Files
Abstract
While the Islamic State inspires a variety of questions, the real mystery surrounds its emergence: a single rebel organization among many, rather suddenly, catapulted to administer control over territory the size of Great Britain. This project asks: What explains general patterns of wartime consolidation in civil wars? In particular, what accounts for the temporal and spatial variation of wartime consolidation experienced by the Islamic State? The conventional opinion on the hegemonic feat of rebel-state formation emphasizes the use of dispositional sources of rebel power – military strength, economic wealth, ideological commitment, and institutional robustness – in addition to the structural permissiveness of the environment. But these assertions represent an inaccurate reading of the historical case and, moreover, fail to explain variation in the organization’s consolidative behavior across Iraq and Syria, as well as over time within Iraq.

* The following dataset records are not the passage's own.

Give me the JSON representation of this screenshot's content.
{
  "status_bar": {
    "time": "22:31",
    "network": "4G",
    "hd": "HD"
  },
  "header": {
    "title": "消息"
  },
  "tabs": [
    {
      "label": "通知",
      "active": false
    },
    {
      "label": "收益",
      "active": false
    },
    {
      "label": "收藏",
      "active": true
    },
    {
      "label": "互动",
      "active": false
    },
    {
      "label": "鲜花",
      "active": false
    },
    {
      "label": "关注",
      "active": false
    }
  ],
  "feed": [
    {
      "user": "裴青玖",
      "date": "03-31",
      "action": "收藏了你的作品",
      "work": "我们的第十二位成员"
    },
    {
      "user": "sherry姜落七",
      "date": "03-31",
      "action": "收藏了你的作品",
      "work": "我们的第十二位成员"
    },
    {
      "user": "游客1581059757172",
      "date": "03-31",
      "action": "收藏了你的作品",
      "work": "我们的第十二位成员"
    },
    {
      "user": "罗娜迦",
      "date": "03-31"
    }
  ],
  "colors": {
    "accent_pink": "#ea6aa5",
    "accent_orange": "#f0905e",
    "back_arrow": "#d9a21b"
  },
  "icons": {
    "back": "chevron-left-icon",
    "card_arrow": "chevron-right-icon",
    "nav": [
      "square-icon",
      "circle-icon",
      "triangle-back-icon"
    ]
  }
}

This study situates a single armed actor – the Islamic State – within a comparative framework, whereby its relational ties vis-à-vis society are investigated across space and over time. It involved 40 months of field research, which occurred in every year between 2014 and 2022, and consisted of over 500 individuals interviewed in person across Iraq, Syria, Jordan, Turkey, and the Gulf states of Qatar and the United Arab Emirates. In breaking down the conceptual illusion of “the rebel organization,” this dissertation puts forth a rebel-in-society approach to better understanding processes of consolidation. It argues that coercive power and traditional measurements of capabilities do not transfer evenly across varied social terrains and political contexts. Rebellion and more broadly, civil war, is not fought on some faraway and deserted field or on the open sea, whereby power and capabilities are projected without the inhibition, manipulation, or enablement of society. Instead, the main endeavor is to demonstrate that rebellion is a violent enterprise, uniquely expressed through society – not disentangled or contested above or in isolation of it. In turn, the analytical focus is placed on the nature, scope, and depth of the relationship between organization and society, which results in different patterns of wartime consolidation. Hence, while the Islamic State was a contiguous organization, its level of convergence versus displacement varied across society, thereby representing a different phenomenon across Iraq and Syria. This led to a domination model of consolidation failing in the Syrian rebellion and the first Iraqi rebellion, but a more cost-effective acquisition model employed in the second Iraqi rebellion, where it was able to rapidly establish rebel hegemony.